The “” marks indicate you are looking for text within not a column.

Another example would be
my sql> select title
> from artworks
> where date > 1800;

You can split the query over many lines as the query only stops with a semi colon and in this case we have used a > to mean less than.

We then went into the lab to work with a real database to try and ascertain information about different aspects of the database.

This brought together the relatively simple theory and showed how complicated it can get when working with a real database the software is very particular and everything has to be done in a certain way it is case sensitive and everything has to be the correct terminology so for example typing Gallery when the table is galleries will respond with an error. It also showed how you have to understand the nature and layout of the tables before you can begin to query the database as if you don’t know what table an entity is in then it is impossible to stumble across the information you need. It is very precise and there is no way to work it out as you go you have to know the layout well.

To do this you can first type
show tables; which will show you the different tables in the database
desc authors; where authors is a table it will show the details of that table

This is vitally important as without this information the rest of the exploration is impossible.

We then had to develop queries using all that we had learnt to ascertain different pieces of information from the database.

Sunday, 10 October 2010

DITA session 2

The Internet and the World Wide Web

This session was on how the Internet and the world wide web work and interact with each other.

We talked about how the Internet is a collection of WAN's (wide area networks)

what different DNS (domain name system) mean, ie .com = company .org = organisation ac.uk = academical uk.

How the Internet is a collection of networks and the www is the documents they contain.

how it has become a disruptive technology and changed the way we and industry works for example publishing has moved from paper based to online and the advancement of open source software.

we discussed how a URL (universal resource locater) works from the HTTP (hyper text transfer protocol) through the DNS to the local path and how the hierarchy runs from left to right in the DNS and right to left in the local path.

We then looked at hyper text and HTML and looked at how HTML is written using a variety of tags and how a basic web page can be made using it.

Then we took a brief look at CSS style sheets and how they can add to an HTML web page.

we then in our lab session wrote 2 simple web pages using HTML one linking to the other and hosted them in our student web space.

http://www.student.city.ac.uk/~abjd609/DITA

Monday, 27 September 2010

Session 1

Today i missed the first lecture because of Network Rail being incapable of getting a train to London Waterloo by 8.15.

My interpretation of the lecture is based solely on the LAB session and the lecture notes and PowerPoint slides that i have read.

The basic over view seems that it was about setting up the structure of the module and to
"Introduce the nature and potential of computing and digital information represented at a number of levels and to provide practical experience of using and managing digital data represented in a number of forms and formats"
This was done by describing how computers use information, the different kinds of information how they are represented and how we can use them.

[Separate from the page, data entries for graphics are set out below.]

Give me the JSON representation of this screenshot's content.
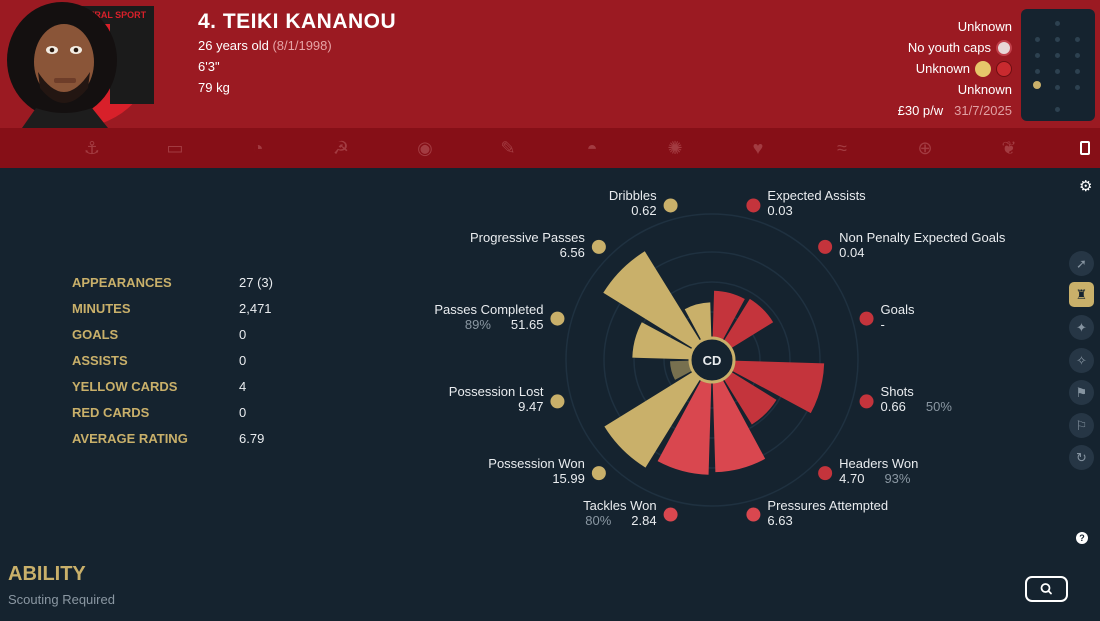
{
  "player": {
    "name": "4. TEIKI KANANOU",
    "age": "26 years old",
    "dob": "(8/1/1998)",
    "height": "6'3\"",
    "weight": "79 kg",
    "club_badge_text": "CENTRAL SPORT"
  },
  "header_right": {
    "nationality": "Unknown",
    "youth_caps": "No youth caps",
    "personality": "Unknown",
    "media": "Unknown",
    "wage": "£30 p/w",
    "contract_end": "31/7/2025"
  },
  "colors": {
    "header": "#9b1a22",
    "strip": "#860f17",
    "background": "#15232f",
    "gold": "#c9b06a",
    "red": "#c4343c",
    "red_light": "#d9474f"
  },
  "icon_strip": [
    "anchor-icon",
    "id-card-icon",
    "ear-icon",
    "hammer-sickle-icon",
    "eye-icon",
    "dash-icon",
    "helmet-icon",
    "burst-icon",
    "heart-hand-icon",
    "wave-icon",
    "globe-icon",
    "dragon-icon"
  ],
  "stats": [
    {
      "label": "APPEARANCES",
      "value": "27 (3)"
    },
    {
      "label": "MINUTES",
      "value": "2,471"
    },
    {
      "label": "GOALS",
      "value": "0"
    },
    {
      "label": "ASSISTS",
      "value": "0"
    },
    {
      "label": "YELLOW CARDS",
      "value": "4"
    },
    {
      "label": "RED CARDS",
      "value": "0"
    },
    {
      "label": "AVERAGE RATING",
      "value": "6.79"
    }
  ],
  "chart_data": {
    "type": "radar",
    "center_label": "CD",
    "metrics": [
      {
        "name": "Dribbles",
        "value": "0.62",
        "percentile": 0.32,
        "group": "gold"
      },
      {
        "name": "Expected Assists",
        "value": "0.03",
        "percentile": 0.41,
        "group": "red"
      },
      {
        "name": "Non Penalty Expected Goals",
        "value": "0.04",
        "percentile": 0.43,
        "group": "red"
      },
      {
        "name": "Goals",
        "value": "-",
        "percentile": 0.0,
        "group": "red"
      },
      {
        "name": "Shots",
        "value": "0.66",
        "extra": "50%",
        "percentile": 0.74,
        "group": "red"
      },
      {
        "name": "Headers Won",
        "value": "4.70",
        "extra": "93%",
        "percentile": 0.46,
        "group": "red"
      },
      {
        "name": "Pressures Attempted",
        "value": "6.63",
        "percentile": 0.74,
        "group": "red_light"
      },
      {
        "name": "Tackles Won",
        "value": "2.84",
        "extra": "80%",
        "percentile": 0.76,
        "group": "red_light"
      },
      {
        "name": "Possession Won",
        "value": "15.99",
        "percentile": 0.85,
        "group": "gold"
      },
      {
        "name": "Possession Lost",
        "value": "9.47",
        "percentile": 0.2,
        "group": "gold"
      },
      {
        "name": "Passes Completed",
        "value": "51.65",
        "extra": "89%",
        "percentile": 0.49,
        "group": "gold"
      },
      {
        "name": "Progressive Passes",
        "value": "6.56",
        "percentile": 0.86,
        "group": "gold"
      }
    ]
  },
  "sidebar_icons": [
    "tackle-icon",
    "stand-icon",
    "dribble-icon",
    "run-icon",
    "pass-icon",
    "kick-icon",
    "refresh-icon"
  ],
  "ability": {
    "title": "ABILITY",
    "subtitle": "Scouting Required"
  }
}
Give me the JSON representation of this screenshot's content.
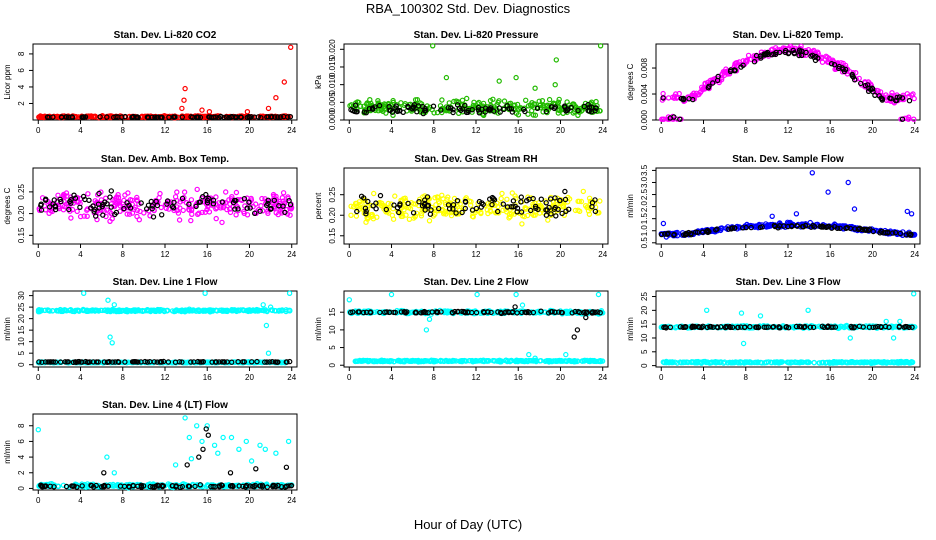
{
  "title": "RBA_100302  Std. Dev. Diagnostics",
  "xlabel": "Hour of Day (UTC)",
  "colors": {
    "black": "#000000",
    "red": "#ff0000",
    "green": "#22bb00",
    "magenta": "#ff00ff",
    "yellow": "#ffff00",
    "blue": "#0000ff",
    "cyan": "#00ffff"
  },
  "chart_data": [
    {
      "type": "scatter",
      "title": "Stan. Dev. Li-820 CO2",
      "ylabel": "Licor ppm",
      "xlim": [
        -0.5,
        24.5
      ],
      "ylim": [
        0,
        9.2
      ],
      "yticks": [
        2,
        4,
        6,
        8
      ],
      "ytick_labels": [
        "2",
        "4",
        "6",
        "8"
      ],
      "xticks": [
        0,
        4,
        8,
        12,
        16,
        20,
        24
      ],
      "color": "red",
      "series": [
        {
          "name": "main",
          "base": 0.4,
          "spread": 0.15,
          "spikes": [
            [
              13.6,
              1.4
            ],
            [
              13.8,
              2.4
            ],
            [
              13.9,
              3.8
            ],
            [
              15.5,
              1.2
            ],
            [
              16.2,
              1.0
            ],
            [
              19.8,
              1.0
            ],
            [
              21.8,
              1.4
            ],
            [
              22.5,
              2.7
            ],
            [
              23.3,
              4.6
            ],
            [
              23.9,
              8.8
            ]
          ]
        },
        {
          "name": "black",
          "base": 0.35,
          "spread": 0.1
        }
      ]
    },
    {
      "type": "scatter",
      "title": "Stan. Dev. Li-820 Pressure",
      "ylabel": "kPa",
      "xlim": [
        -0.5,
        24.5
      ],
      "ylim": [
        0,
        0.0215
      ],
      "yticks": [
        0,
        0.005,
        0.01,
        0.015,
        0.02
      ],
      "ytick_labels": [
        "0.000",
        "0.005",
        "0.010",
        "0.015",
        "0.020"
      ],
      "xticks": [
        0,
        4,
        8,
        12,
        16,
        20,
        24
      ],
      "color": "green",
      "series": [
        {
          "name": "main",
          "base": 0.0035,
          "spread": 0.003,
          "spikes": [
            [
              7.9,
              0.021
            ],
            [
              23.8,
              0.021
            ],
            [
              14.2,
              0.011
            ],
            [
              9.2,
              0.012
            ],
            [
              15.8,
              0.012
            ],
            [
              19.6,
              0.017
            ],
            [
              17.6,
              0.009
            ],
            [
              19.5,
              0.01
            ]
          ]
        },
        {
          "name": "black",
          "base": 0.003,
          "spread": 0.002
        }
      ]
    },
    {
      "type": "scatter",
      "title": "Stan. Dev. Li-820 Temp.",
      "ylabel": "degrees C",
      "xlim": [
        -0.5,
        24.5
      ],
      "ylim": [
        0,
        0.0117
      ],
      "yticks": [
        0,
        0.004,
        0.008
      ],
      "ytick_labels": [
        "0.000",
        "0.004",
        "0.008"
      ],
      "xticks": [
        0,
        4,
        8,
        12,
        16,
        20,
        24
      ],
      "color": "magenta",
      "series": [
        {
          "name": "main",
          "shape": "arch",
          "base": 0.0035,
          "peak": 0.0108,
          "spread": 0.001
        },
        {
          "name": "black",
          "shape": "arch",
          "base": 0.0033,
          "peak": 0.0105,
          "spread": 0.0007
        }
      ]
    },
    {
      "type": "scatter",
      "title": "Stan. Dev. Amb. Box Temp.",
      "ylabel": "degrees C",
      "xlim": [
        -0.5,
        24.5
      ],
      "ylim": [
        0.13,
        0.305
      ],
      "yticks": [
        0.15,
        0.2,
        0.25
      ],
      "ytick_labels": [
        "0.15",
        "0.20",
        "0.25"
      ],
      "xticks": [
        0,
        4,
        8,
        12,
        16,
        20,
        24
      ],
      "color": "magenta",
      "series": [
        {
          "name": "main",
          "base": 0.22,
          "spread": 0.045
        },
        {
          "name": "black",
          "base": 0.22,
          "spread": 0.035
        }
      ]
    },
    {
      "type": "scatter",
      "title": "Stan. Dev. Gas Stream RH",
      "ylabel": "percent",
      "xlim": [
        -0.5,
        24.5
      ],
      "ylim": [
        0.13,
        0.315
      ],
      "yticks": [
        0.15,
        0.2,
        0.25
      ],
      "ytick_labels": [
        "0.15",
        "0.20",
        "0.25"
      ],
      "xticks": [
        0,
        4,
        8,
        12,
        16,
        20,
        24
      ],
      "color": "yellow",
      "series": [
        {
          "name": "main",
          "base": 0.22,
          "spread": 0.045
        },
        {
          "name": "black",
          "base": 0.22,
          "spread": 0.04
        }
      ]
    },
    {
      "type": "scatter",
      "title": "Stan. Dev. Sample Flow",
      "ylabel": "ml/min",
      "xlim": [
        -0.5,
        24.5
      ],
      "ylim": [
        0.45,
        3.6
      ],
      "yticks": [
        0.5,
        1.0,
        1.5,
        2.0,
        2.5,
        3.0,
        3.5
      ],
      "ytick_labels": [
        "0.5",
        "1.0",
        "1.5",
        "2.0",
        "2.5",
        "3.0",
        "3.5"
      ],
      "xticks": [
        0,
        4,
        8,
        12,
        16,
        20,
        24
      ],
      "color": "blue",
      "series": [
        {
          "name": "main",
          "shape": "hump",
          "base": 0.85,
          "peak": 1.25,
          "spread": 0.12,
          "spikes": [
            [
              14.3,
              3.4
            ],
            [
              15.8,
              2.6
            ],
            [
              17.7,
              3.0
            ],
            [
              18.3,
              1.9
            ],
            [
              23.3,
              1.8
            ],
            [
              23.7,
              1.7
            ],
            [
              10.5,
              1.6
            ],
            [
              12.8,
              1.7
            ],
            [
              0.2,
              1.3
            ]
          ]
        },
        {
          "name": "black",
          "shape": "hump",
          "base": 0.85,
          "peak": 1.2,
          "spread": 0.08
        }
      ]
    },
    {
      "type": "scatter",
      "title": "Stan. Dev. Line 1 Flow",
      "ylabel": "ml/min",
      "xlim": [
        -0.5,
        24.5
      ],
      "ylim": [
        -1,
        32
      ],
      "yticks": [
        0,
        5,
        10,
        15,
        20,
        25,
        30
      ],
      "ytick_labels": [
        "0",
        "5",
        "10",
        "15",
        "20",
        "25",
        "30"
      ],
      "xticks": [
        0,
        4,
        8,
        12,
        16,
        20,
        24
      ],
      "color": "cyan",
      "series": [
        {
          "name": "main",
          "base": 23.5,
          "spread": 0.7,
          "spikes": [
            [
              6.6,
              28
            ],
            [
              6.8,
              12
            ],
            [
              7.0,
              9.5
            ],
            [
              7.2,
              26
            ],
            [
              4.3,
              31
            ],
            [
              15.8,
              31
            ],
            [
              21.3,
              26
            ],
            [
              21.6,
              17
            ],
            [
              22.0,
              25
            ],
            [
              23.8,
              31
            ],
            [
              21.8,
              5
            ]
          ]
        },
        {
          "name": "low",
          "base": 1.0,
          "spread": 0.3
        },
        {
          "name": "black",
          "base": 1.2,
          "spread": 0.25
        }
      ]
    },
    {
      "type": "scatter",
      "title": "Stan. Dev. Line 2 Flow",
      "ylabel": "ml/min",
      "xlim": [
        -0.5,
        24.5
      ],
      "ylim": [
        -0.5,
        21
      ],
      "yticks": [
        0,
        5,
        10,
        15
      ],
      "ytick_labels": [
        "0",
        "5",
        "10",
        "15"
      ],
      "xticks": [
        0,
        4,
        8,
        12,
        16,
        20,
        24
      ],
      "color": "cyan",
      "series": [
        {
          "name": "main",
          "base": 15,
          "spread": 0.6,
          "spikes": [
            [
              0,
              18.5
            ],
            [
              4.0,
              20
            ],
            [
              7.3,
              10
            ],
            [
              7.6,
              13
            ],
            [
              12.1,
              20
            ],
            [
              15.8,
              20
            ],
            [
              16.4,
              17
            ],
            [
              20.5,
              3
            ],
            [
              21.3,
              1
            ],
            [
              23.6,
              20
            ],
            [
              17.0,
              3
            ],
            [
              17.6,
              2
            ]
          ]
        },
        {
          "name": "low",
          "base": 1.2,
          "spread": 0.3
        },
        {
          "name": "black",
          "base": 15,
          "spread": 0.4,
          "spikes": [
            [
              21.3,
              8
            ],
            [
              21.6,
              10
            ],
            [
              22.4,
              13.5
            ],
            [
              15.7,
              16.5
            ]
          ]
        }
      ]
    },
    {
      "type": "scatter",
      "title": "Stan. Dev. Line 3 Flow",
      "ylabel": "ml/min",
      "xlim": [
        -0.5,
        24.5
      ],
      "ylim": [
        -0.5,
        27
      ],
      "yticks": [
        0,
        5,
        10,
        15,
        20,
        25
      ],
      "ytick_labels": [
        "0",
        "5",
        "10",
        "15",
        "20",
        "25"
      ],
      "xticks": [
        0,
        4,
        8,
        12,
        16,
        20,
        24
      ],
      "color": "cyan",
      "series": [
        {
          "name": "main",
          "base": 14,
          "spread": 0.6,
          "spikes": [
            [
              4.3,
              20
            ],
            [
              7.6,
              19
            ],
            [
              7.8,
              8
            ],
            [
              9.4,
              18
            ],
            [
              13.9,
              20
            ],
            [
              17.9,
              10
            ],
            [
              23.9,
              26
            ],
            [
              22.0,
              10
            ],
            [
              21.3,
              16
            ],
            [
              22.6,
              16
            ]
          ]
        },
        {
          "name": "low",
          "base": 1.2,
          "spread": 0.4
        },
        {
          "name": "black",
          "base": 14,
          "spread": 0.4
        }
      ]
    },
    {
      "type": "scatter",
      "title": "Stan. Dev. Line 4 (LT) Flow",
      "ylabel": "ml/min",
      "xlim": [
        -0.5,
        24.5
      ],
      "ylim": [
        -0.2,
        9.5
      ],
      "yticks": [
        0,
        2,
        4,
        6,
        8
      ],
      "ytick_labels": [
        "0",
        "2",
        "4",
        "6",
        "8"
      ],
      "xticks": [
        0,
        4,
        8,
        12,
        16,
        20,
        24
      ],
      "color": "cyan",
      "series": [
        {
          "name": "main",
          "base": 0.35,
          "spread": 0.3,
          "spikes": [
            [
              0,
              7.5
            ],
            [
              13.9,
              9.0
            ],
            [
              14.3,
              6.5
            ],
            [
              15.0,
              8.0
            ],
            [
              15.5,
              6.0
            ],
            [
              16.0,
              8.0
            ],
            [
              16.7,
              5.5
            ],
            [
              17.5,
              6.5
            ],
            [
              18.3,
              6.5
            ],
            [
              19.0,
              5.0
            ],
            [
              19.7,
              6.0
            ],
            [
              21.0,
              5.5
            ],
            [
              21.5,
              5.0
            ],
            [
              22.5,
              4.5
            ],
            [
              23.7,
              6.0
            ],
            [
              6.5,
              4.0
            ],
            [
              7.2,
              2.0
            ],
            [
              13.0,
              3.0
            ],
            [
              14.5,
              3.8
            ],
            [
              17.0,
              4.5
            ],
            [
              20.2,
              3.5
            ]
          ]
        },
        {
          "name": "black",
          "base": 0.3,
          "spread": 0.2,
          "spikes": [
            [
              6.2,
              2.0
            ],
            [
              15.2,
              4.0
            ],
            [
              15.6,
              5.0
            ],
            [
              15.9,
              7.6
            ],
            [
              16.1,
              6.8
            ],
            [
              20.6,
              2.5
            ],
            [
              23.5,
              2.7
            ],
            [
              14.1,
              3.0
            ],
            [
              18.2,
              2.0
            ]
          ]
        }
      ]
    }
  ]
}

Topics covered included bits and bites, binary, how file formats work and what their suffix means, EG .txt. .jpeg .html, the importance of understanding ASCII and how different file formats interact with ASCII.

Also the coursework was spoken about and how we need to keep a blog of our progress through the course and that 2 blog entries will make up the coursework for this module and they will be about web 1.0 and web 2.0/3.0.

They also looked at how the lab sessions will work and what we are expected to do during these sessions.

Today the lab consisted of experimenting using file extensions and how they affect ASCII, this included creating a word text file, converting it to a .docx, adding formatting, viewing it in text viewer to see how non ASCII characters are shown, adding a picture and saving it as a HTML file so it can be viewed on a web page.